One thing that has particularly intrigued us, as contrarians, is the amount of fear that has come into the marketplace, in what has so far proven to be a mild short-term pullback within the context of impressive price action during the past several months.
For example, this past week, the American Association of Individual Investors' (AAII) weekly sentiment survey revealed that there are more bears than bulls, with only 27.6% of individual investors taking a bullish stance, as 37.4% claimed to have a bearish view. The bullish percentage is the lowest in 2012, and is also the lowest reading since September 2011, when the SPX was carving out a major bottom in the 1,100-1,150 zone.
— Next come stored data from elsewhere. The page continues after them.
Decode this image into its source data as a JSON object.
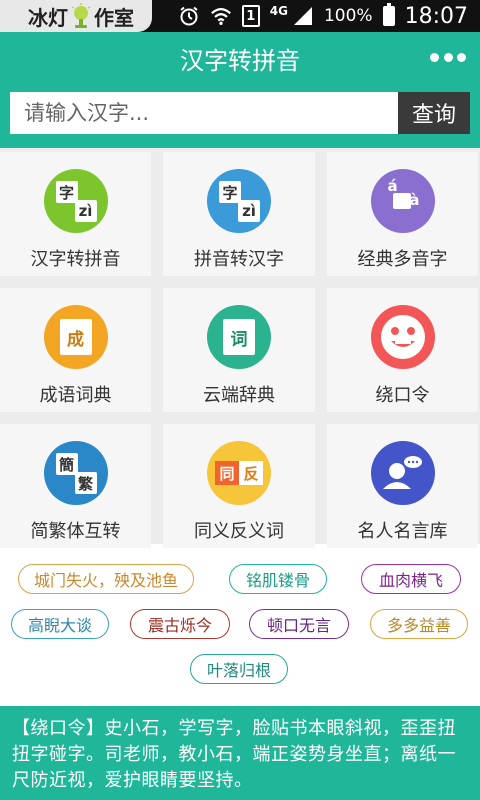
{
  "status_bar": {
    "brand_left": "冰灯",
    "brand_right": "作室",
    "network": "4G",
    "sim": "1",
    "battery": "100%",
    "time": "18:07"
  },
  "header": {
    "title": "汉字转拼音",
    "more_icon": "more-dots-icon"
  },
  "search": {
    "placeholder": "请输入汉字...",
    "button_label": "查询"
  },
  "tiles": [
    {
      "label": "汉字转拼音",
      "icon": "hanzi-to-pinyin-icon",
      "color": "#7cc52d",
      "g1": "字",
      "g2": "zì"
    },
    {
      "label": "拼音转汉字",
      "icon": "pinyin-to-hanzi-icon",
      "color": "#3b9ad8",
      "g1": "字",
      "g2": "zì"
    },
    {
      "label": "经典多音字",
      "icon": "polyphonic-icon",
      "color": "#8b6fd0",
      "g1": "á",
      "g2": "à"
    },
    {
      "label": "成语词典",
      "icon": "idiom-book-icon",
      "color": "#f3a623",
      "g1": "成",
      "g2": ""
    },
    {
      "label": "云端辞典",
      "icon": "cloud-dictionary-icon",
      "color": "#2bb28e",
      "g1": "词",
      "g2": ""
    },
    {
      "label": "绕口令",
      "icon": "smiley-face-icon",
      "color": "#f25656",
      "g1": "",
      "g2": ""
    },
    {
      "label": "简繁体互转",
      "icon": "simplified-traditional-icon",
      "color": "#2a87c8",
      "g1": "簡",
      "g2": "繁"
    },
    {
      "label": "同义反义词",
      "icon": "synonym-antonym-icon",
      "color": "#f6c53a",
      "g1": "同",
      "g2": "反"
    },
    {
      "label": "名人名言库",
      "icon": "famous-quote-icon",
      "color": "#4355c9",
      "g1": "",
      "g2": ""
    }
  ],
  "tags": [
    {
      "text": "城门失火，殃及池鱼",
      "color": "#e0a14a"
    },
    {
      "text": "铭肌镂骨",
      "color": "#1fb69a"
    },
    {
      "text": "血肉横飞",
      "color": "#9a2fa8"
    },
    {
      "text": "高睨大谈",
      "color": "#3aa0c4"
    },
    {
      "text": "震古烁今",
      "color": "#b0372e"
    },
    {
      "text": "顿口无言",
      "color": "#7a2f9a"
    },
    {
      "text": "多多益善",
      "color": "#d9a640"
    },
    {
      "text": "叶落归根",
      "color": "#2aa59a"
    }
  ],
  "tongue_twister": "【绕口令】史小石，学写字，脸贴书本眼斜视，歪歪扭扭字碰字。司老师，教小石，端正姿势身坐直；离纸一尺防近视，爱护眼睛要坚持。"
}
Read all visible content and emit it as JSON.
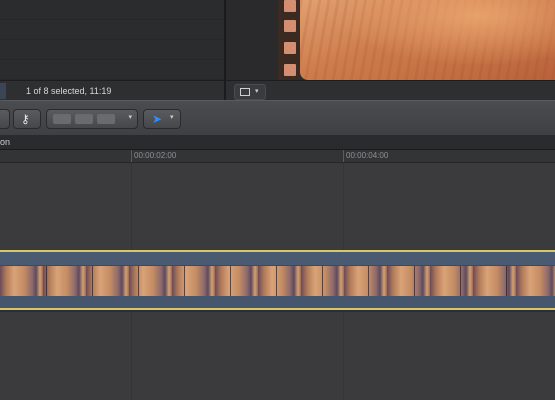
{
  "browser": {
    "status_text": "1 of 8 selected, 11:19"
  },
  "viewer": {
    "frame_button_caret": "▾"
  },
  "toolbar": {
    "key_icon": "key-icon",
    "tool_arrow": "▶",
    "tool_caret": "▾",
    "edit_caret": "▾"
  },
  "timeline": {
    "header_label": "on",
    "ruler": [
      "00:00:02:00",
      "00:00:04:00"
    ]
  },
  "colors": {
    "clip_border": "#d8c66a",
    "clip_body": "#4a5a70",
    "select_tool_accent": "#2d8cff"
  }
}
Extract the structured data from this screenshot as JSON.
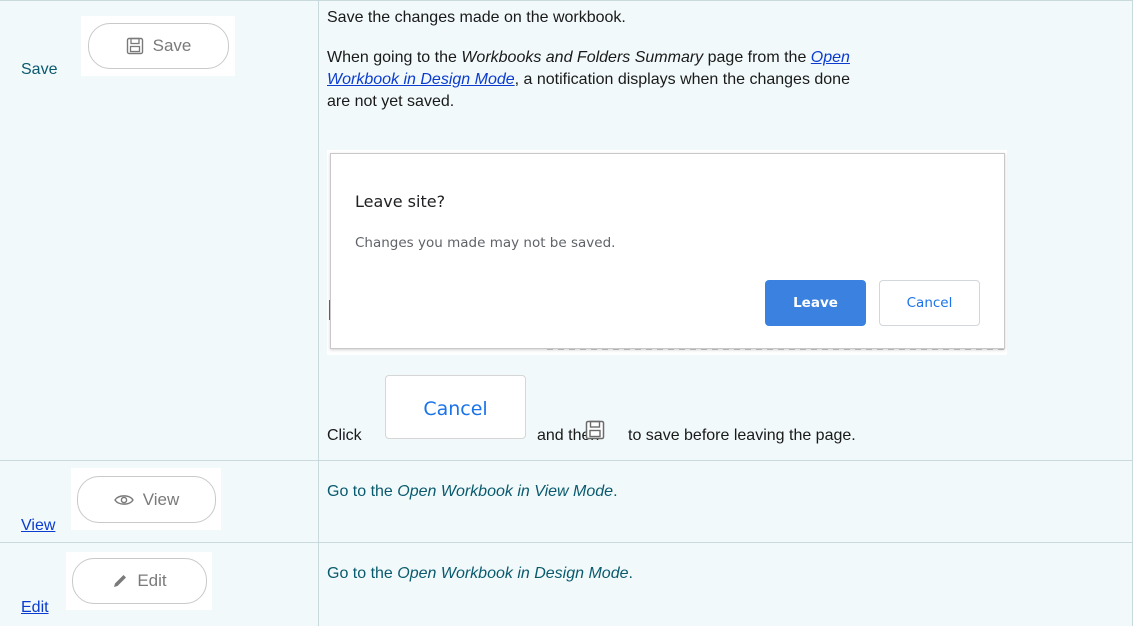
{
  "rows": [
    {
      "term": "Save",
      "term_is_link": false,
      "button_label": "Save",
      "button_icon": "floppy-disk-icon",
      "description": {
        "line1": "Save the changes made on the workbook.",
        "para2_before": "When going to the ",
        "para2_italic": "Workbooks and Folders Summary",
        "para2_mid": " page from the ",
        "para2_link_a": "Open",
        "para2_link_b": "Workbook in Design Mode",
        "para2_after_a": ", a notification displays when the changes done",
        "para2_after_b": "are not yet saved.",
        "click_prefix": "Click",
        "click_middle": "and then",
        "click_suffix": "to save before leaving the page."
      },
      "dialog": {
        "title": "Leave site?",
        "message": "Changes you made may not be saved.",
        "leave_label": "Leave",
        "cancel_label": "Cancel"
      },
      "cancel_button_label": "Cancel"
    },
    {
      "term": "View",
      "term_is_link": true,
      "button_label": "View",
      "button_icon": "eye-icon",
      "description": {
        "before": "Go to the ",
        "italic": "Open Workbook in View Mode",
        "after": "."
      }
    },
    {
      "term": "Edit",
      "term_is_link": true,
      "button_label": "Edit",
      "button_icon": "pencil-icon",
      "description": {
        "before": "Go to the ",
        "italic": "Open Workbook in Design Mode",
        "after": "."
      }
    }
  ],
  "colors": {
    "cell_background": "#f1f9fa",
    "border": "#c8dadd",
    "teal_text": "#0a5a6e",
    "link": "#0b3bcf",
    "dialog_primary": "#3b82e0",
    "dialog_cancel_text": "#1a73e8"
  }
}
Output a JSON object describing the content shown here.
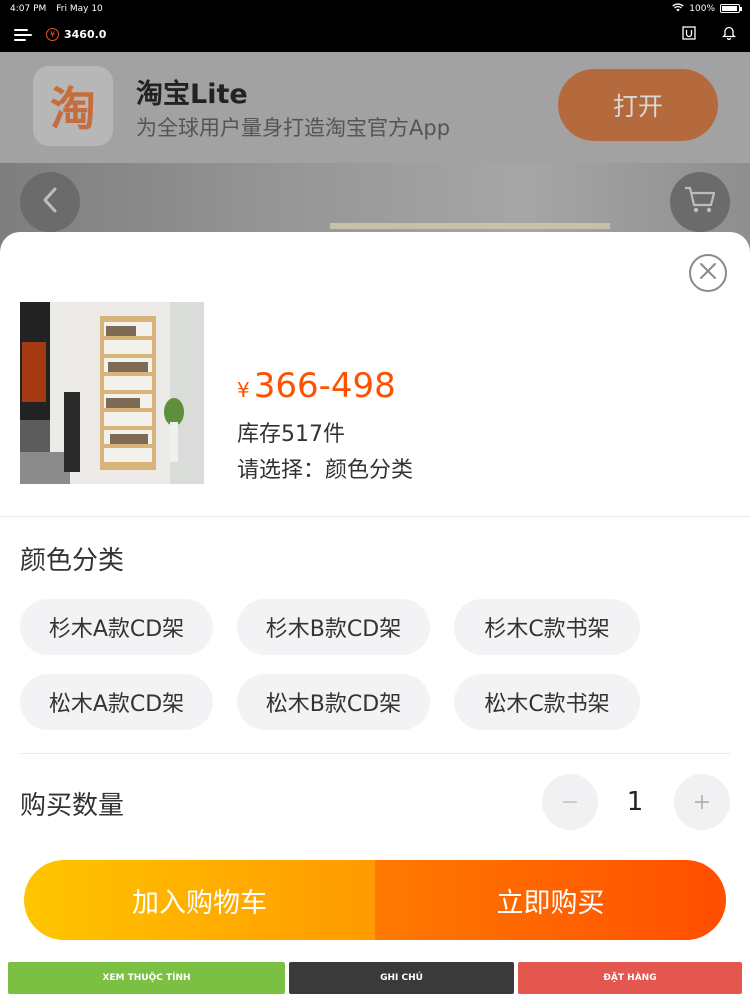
{
  "status_bar": {
    "time": "4:07 PM",
    "date": "Fri May 10",
    "battery": "100%"
  },
  "app_bar": {
    "balance": "3460.0",
    "coin_symbol": "¥"
  },
  "banner": {
    "logo_char": "淘",
    "title": "淘宝Lite",
    "subtitle": "为全球用户量身打造淘宝官方App",
    "open_label": "打开"
  },
  "product": {
    "currency": "¥",
    "price_range": "366-498",
    "stock": "库存517件",
    "select_hint": "请选择：颜色分类"
  },
  "options": {
    "title": "颜色分类",
    "items": [
      "杉木A款CD架",
      "杉木B款CD架",
      "杉木C款书架",
      "松木A款CD架",
      "松木B款CD架",
      "松木C款书架"
    ]
  },
  "quantity": {
    "label": "购买数量",
    "value": "1",
    "minus": "−",
    "plus": "+"
  },
  "actions": {
    "add_to_cart": "加入购物车",
    "buy_now": "立即购买"
  },
  "toolbar": {
    "attributes": {
      "label": "XEM THUỘC TÍNH",
      "color": "#7cc043"
    },
    "note": {
      "label": "GHI CHÚ",
      "color": "#3a3a3a"
    },
    "order": {
      "label": "ĐẶT HÀNG",
      "color": "#e4574f"
    }
  },
  "colors": {
    "price": "#ff5000",
    "cart_gradient": [
      "#ffc500",
      "#ff9a00"
    ],
    "buy_gradient": [
      "#ff7a00",
      "#ff4e00"
    ]
  }
}
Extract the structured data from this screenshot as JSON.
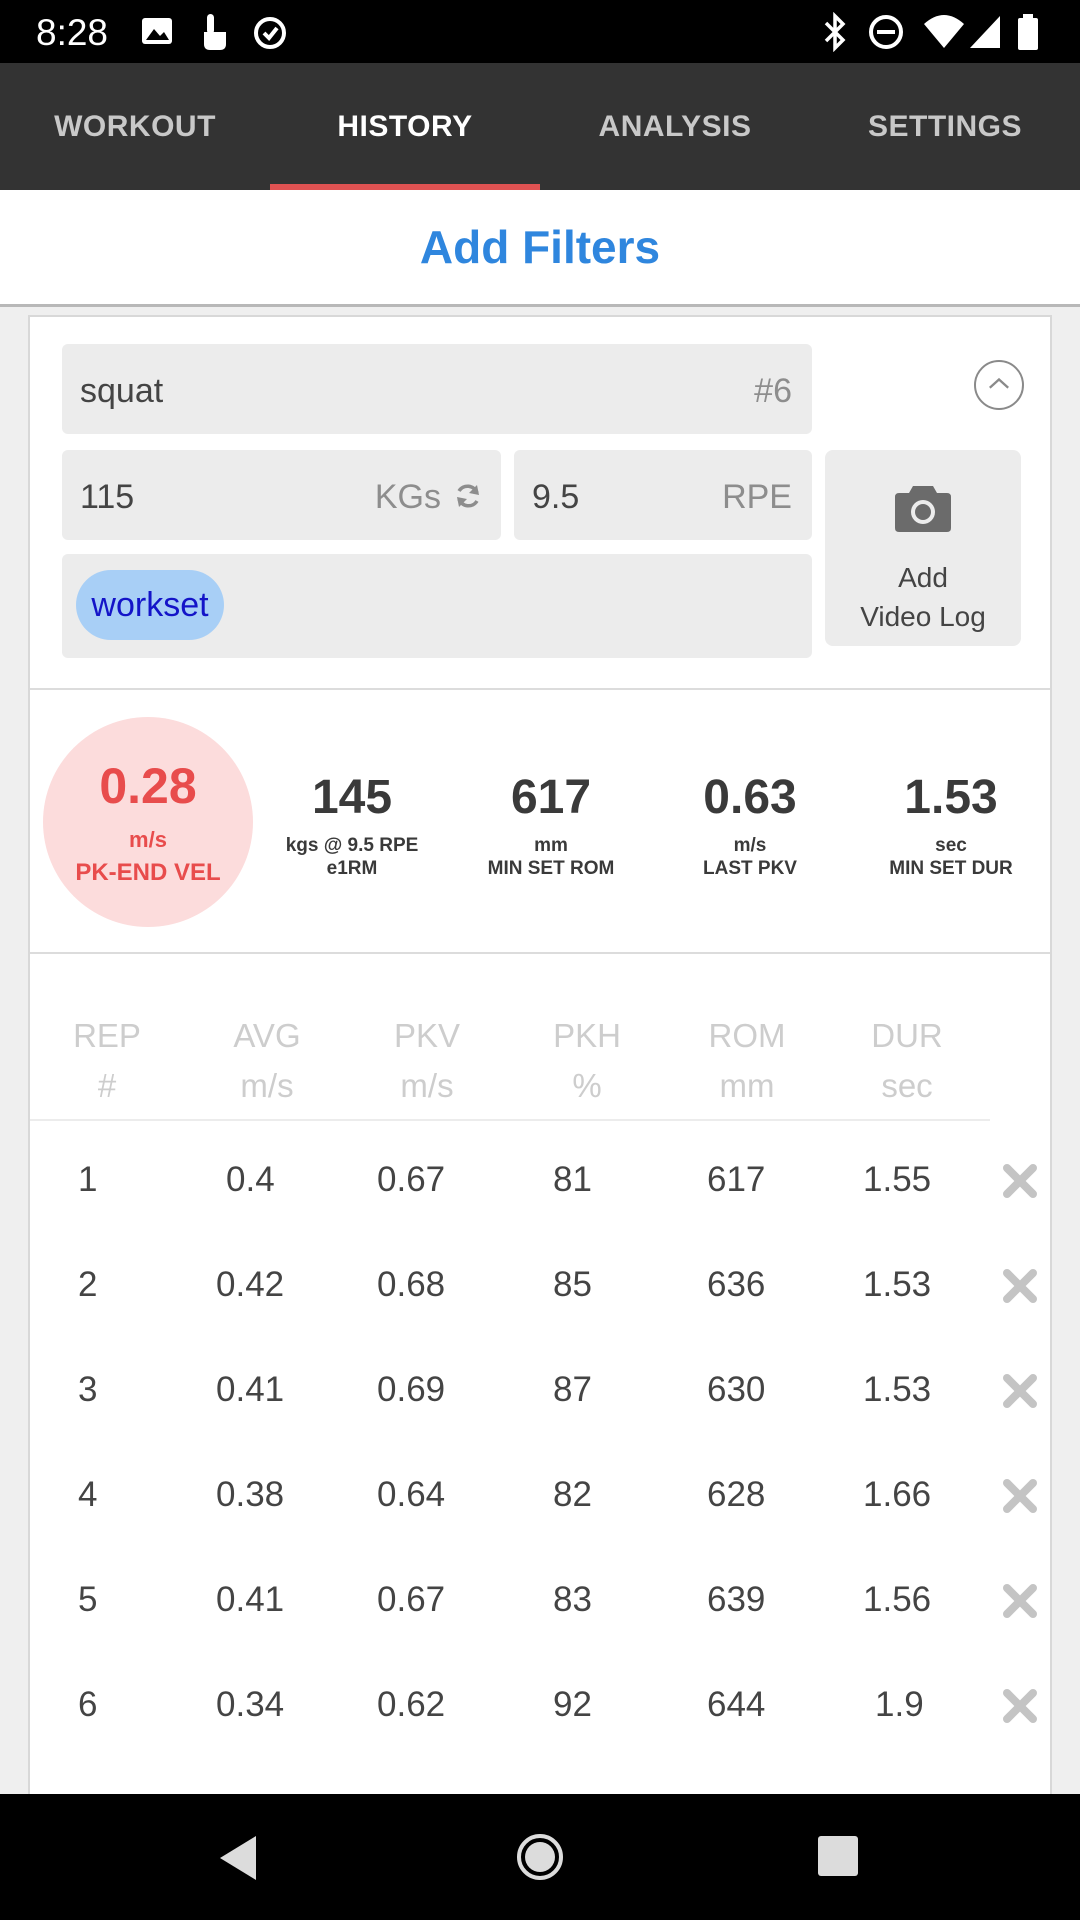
{
  "status_bar": {
    "time": "8:28",
    "left_icons": [
      "image-icon",
      "touch-icon",
      "alarm-icon"
    ],
    "right_icons": [
      "bluetooth-icon",
      "do-not-disturb-icon",
      "wifi-icon",
      "signal-icon",
      "battery-icon"
    ]
  },
  "tabs": [
    {
      "label": "WORKOUT",
      "active": false
    },
    {
      "label": "HISTORY",
      "active": true
    },
    {
      "label": "ANALYSIS",
      "active": false
    },
    {
      "label": "SETTINGS",
      "active": false
    }
  ],
  "filter_bar": {
    "label": "Add Filters"
  },
  "set_card": {
    "exercise": "squat",
    "set_number": "#6",
    "weight": "115",
    "weight_unit": "KGs",
    "rpe_value": "9.5",
    "rpe_label": "RPE",
    "video_button": {
      "line1": "Add",
      "line2": "Video Log"
    },
    "tag": "workset"
  },
  "summary": {
    "velocity": {
      "value": "0.28",
      "unit": "m/s",
      "label": "PK-END VEL"
    },
    "stats": [
      {
        "value": "145",
        "unit": "kgs @ 9.5 RPE",
        "label": "e1RM"
      },
      {
        "value": "617",
        "unit": "mm",
        "label": "MIN SET ROM"
      },
      {
        "value": "0.63",
        "unit": "m/s",
        "label": "LAST PKV"
      },
      {
        "value": "1.53",
        "unit": "sec",
        "label": "MIN SET DUR"
      }
    ]
  },
  "table": {
    "headers": [
      {
        "line1": "REP",
        "line2": "#"
      },
      {
        "line1": "AVG",
        "line2": "m/s"
      },
      {
        "line1": "PKV",
        "line2": "m/s"
      },
      {
        "line1": "PKH",
        "line2": "%"
      },
      {
        "line1": "ROM",
        "line2": "mm"
      },
      {
        "line1": "DUR",
        "line2": "sec"
      }
    ],
    "rows": [
      {
        "rep": "1",
        "avg": "0.4",
        "pkv": "0.67",
        "pkh": "81",
        "rom": "617",
        "dur": "1.55"
      },
      {
        "rep": "2",
        "avg": "0.42",
        "pkv": "0.68",
        "pkh": "85",
        "rom": "636",
        "dur": "1.53"
      },
      {
        "rep": "3",
        "avg": "0.41",
        "pkv": "0.69",
        "pkh": "87",
        "rom": "630",
        "dur": "1.53"
      },
      {
        "rep": "4",
        "avg": "0.38",
        "pkv": "0.64",
        "pkh": "82",
        "rom": "628",
        "dur": "1.66"
      },
      {
        "rep": "5",
        "avg": "0.41",
        "pkv": "0.67",
        "pkh": "83",
        "rom": "639",
        "dur": "1.56"
      },
      {
        "rep": "6",
        "avg": "0.34",
        "pkv": "0.62",
        "pkh": "92",
        "rom": "644",
        "dur": "1.9"
      }
    ]
  },
  "colors": {
    "accent": "#2f86de",
    "tab_indicator": "#e05252",
    "velocity": "#e84c4c",
    "tag_chip": "#a8cff6"
  }
}
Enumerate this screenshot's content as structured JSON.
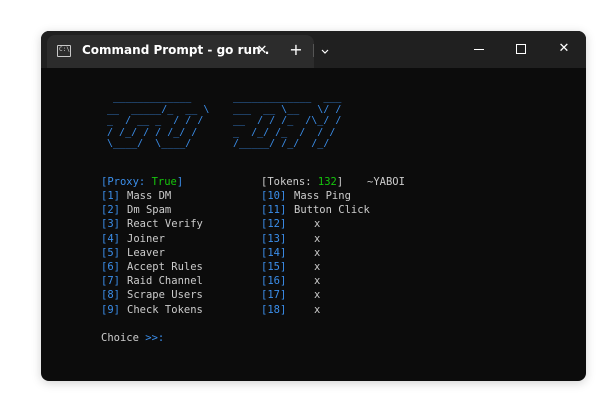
{
  "window": {
    "tab_title": "Command Prompt - go  run .",
    "tab_icon_glyph": "C:\\",
    "close_tab_glyph": "✕",
    "new_tab_glyph": "+",
    "dropdown_glyph": "⌄",
    "close_window_glyph": "✕"
  },
  "banner": {
    "lines_left": [
      "  _____________",
      " __  _____/_  __ \\",
      " _  / __ _  / / /",
      " / /_/ / / /_/ /",
      " \\____/  \\____/"
    ],
    "lines_right": [
      " _____________  ___",
      " ___  __ \\__   \\/ /",
      " __  / / /_  /\\_/ /",
      " _  /_/ /_  /  / /",
      " /_____/ /_/  /_/"
    ]
  },
  "menu": {
    "proxy_label": "[Proxy: ",
    "proxy_value": "True",
    "proxy_close": "]",
    "tokens_label": "[Tokens: ",
    "tokens_value": "132",
    "tokens_close": "]",
    "user_tag": "~YABOI",
    "left_items": [
      {
        "num": "[1]",
        "label": "Mass DM"
      },
      {
        "num": "[2]",
        "label": "Dm Spam"
      },
      {
        "num": "[3]",
        "label": "React Verify"
      },
      {
        "num": "[4]",
        "label": "Joiner"
      },
      {
        "num": "[5]",
        "label": "Leaver"
      },
      {
        "num": "[6]",
        "label": "Accept Rules"
      },
      {
        "num": "[7]",
        "label": "Raid Channel"
      },
      {
        "num": "[8]",
        "label": "Scrape Users"
      },
      {
        "num": "[9]",
        "label": "Check Tokens"
      }
    ],
    "right_items": [
      {
        "num": "[10]",
        "label": "Mass Ping"
      },
      {
        "num": "[11]",
        "label": "Button Click"
      },
      {
        "num": "[12]",
        "label": "x"
      },
      {
        "num": "[13]",
        "label": "x"
      },
      {
        "num": "[14]",
        "label": "x"
      },
      {
        "num": "[15]",
        "label": "x"
      },
      {
        "num": "[16]",
        "label": "x"
      },
      {
        "num": "[17]",
        "label": "x"
      },
      {
        "num": "[18]",
        "label": "x"
      }
    ],
    "prompt_label": "Choice ",
    "prompt_arrows": ">>:"
  },
  "colors": {
    "accent_blue": "#3b8eea",
    "accent_green": "#16c60c",
    "text": "#cccccc",
    "background": "#0c0c0c"
  }
}
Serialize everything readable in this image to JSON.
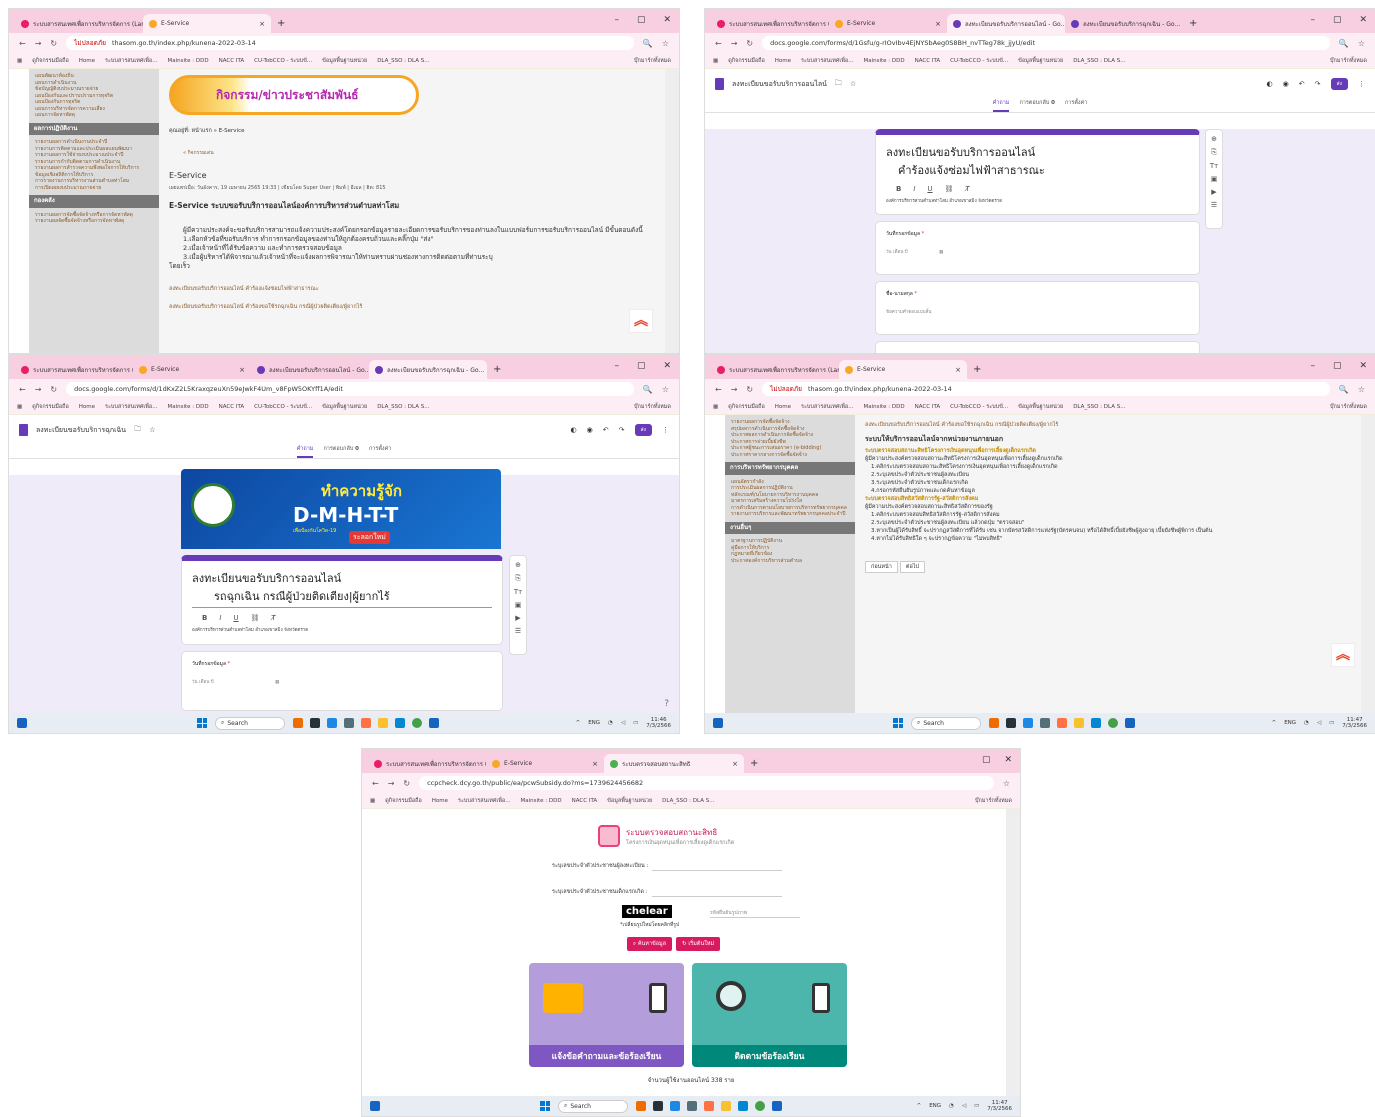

In order to better quantify the fear by analyzing what traders are doing, as opposed to thinking, the bearish surge in the AAII survey is confirmed in the equity options market. Per the chart below, check out the spike in the 10-day customer-only, equity-only buy-to-open put/call volume ratio. As you can see, equity put option buying has reached its highest point since last fall, and is at a level that not only marked a bottom during the May 2010 flash crash, but also preceded the SPX's breakout above 1,350.
As we head into this week's trading, the following indexes are above important round-number century or millennium levels:
But work remains, as the Dow's high on Friday was the site of the April 2 closing peak, and the RUT is perched just below its February and March highs in the 830-840 area. Moreover, the S&P MidCap 400 Index (MID - 999.40) comes into the week below the important 1,000 millennium level, and the Dow Jones Transportation Average (.TRAN - 5,267.39) remains below 5,500, which has marked peaks since 2007.
While technical speed bumps remain in place, we are encouraged by the sentiment backdrop, as there is sideline money and short-covering potential to push major benchmarks through resistance.
Furthermore, the last time the SPX was trading in the 1,400 area, the VIX was bottoming around 14.00. With the VIX at 16.36 coming into this week's trading, a bull could argue it has more room to fall before another period of short-term weakness. In fact, the next major low in the VIX could occur around 11.50, which would be half the recent peak.